Note: GP = Games played; Mins = Minutes played; W = Wins; L = Losses; OTL = Overtime losses; SOL = Shootout losses; SO = Shutouts; GAA = Goals against average; SV% = Save percentage

| Player | Team | GP | Mins | W | L | OTL | SOL | GA | SO | SV | SV% | GAA |
|---|---|---|---|---|---|---|---|---|---|---|---|---|
| Brandon Jaeger | Wenatchee Wild | 29 | 1604:35 | 22 | 3 | 1 | 0 | 49 | 3 | 631 | .928 | 1.83 |
| Lukas Hafner | Marquette Rangers | 21 | 1071:53 | 11 | 6 | 0 | 0 | 37 | 3 | 558 | .938 | 2.07 |
| Tyler Bruggeman | St.
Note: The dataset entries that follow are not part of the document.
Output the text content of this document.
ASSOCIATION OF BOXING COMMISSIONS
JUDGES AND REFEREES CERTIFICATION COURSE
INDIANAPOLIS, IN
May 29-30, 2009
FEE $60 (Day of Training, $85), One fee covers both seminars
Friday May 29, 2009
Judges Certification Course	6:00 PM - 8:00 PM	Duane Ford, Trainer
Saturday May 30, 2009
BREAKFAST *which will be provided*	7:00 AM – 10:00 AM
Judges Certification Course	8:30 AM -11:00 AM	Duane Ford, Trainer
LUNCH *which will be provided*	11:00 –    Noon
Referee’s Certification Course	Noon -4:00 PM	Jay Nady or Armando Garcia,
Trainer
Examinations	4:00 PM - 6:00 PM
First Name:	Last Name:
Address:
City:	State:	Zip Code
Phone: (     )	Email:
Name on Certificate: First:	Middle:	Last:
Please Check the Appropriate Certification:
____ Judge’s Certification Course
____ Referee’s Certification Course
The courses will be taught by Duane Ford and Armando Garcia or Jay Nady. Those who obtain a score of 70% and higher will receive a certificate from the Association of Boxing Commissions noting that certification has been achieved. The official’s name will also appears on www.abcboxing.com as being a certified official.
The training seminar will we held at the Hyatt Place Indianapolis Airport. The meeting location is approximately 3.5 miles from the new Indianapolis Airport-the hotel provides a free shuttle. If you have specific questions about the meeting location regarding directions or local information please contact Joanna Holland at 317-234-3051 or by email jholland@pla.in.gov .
Louis Bandits | 36 | 2136:22 | 24 | 8 | 0 | 2 | 75 | 2 | 936 | .926 | 2.11 |
| Ryan Faragher | Bismarck Bobcats | 38 | 2125:58 | 23 | 6 | 2 | 5 | 77 | 4 | 897 | .921 | 2.17 |
| Evan Karambelas | Topeka RoadRunners | 27 | 1622:45 | 22 | 4 | 0 | 1 | 62 | 2 | 504 | .890 | 2.29 |

== Robertson Cup playoffs ==
Five teams qualified for the Round Robin semifinal, the host (Wenatchee) and the four division champions. If Wenatchee won the west division final, the runner-up would receive the final qualifying spot. For the round robin semifinal, ties were broken first by head-to-head matchup and then by goal differential.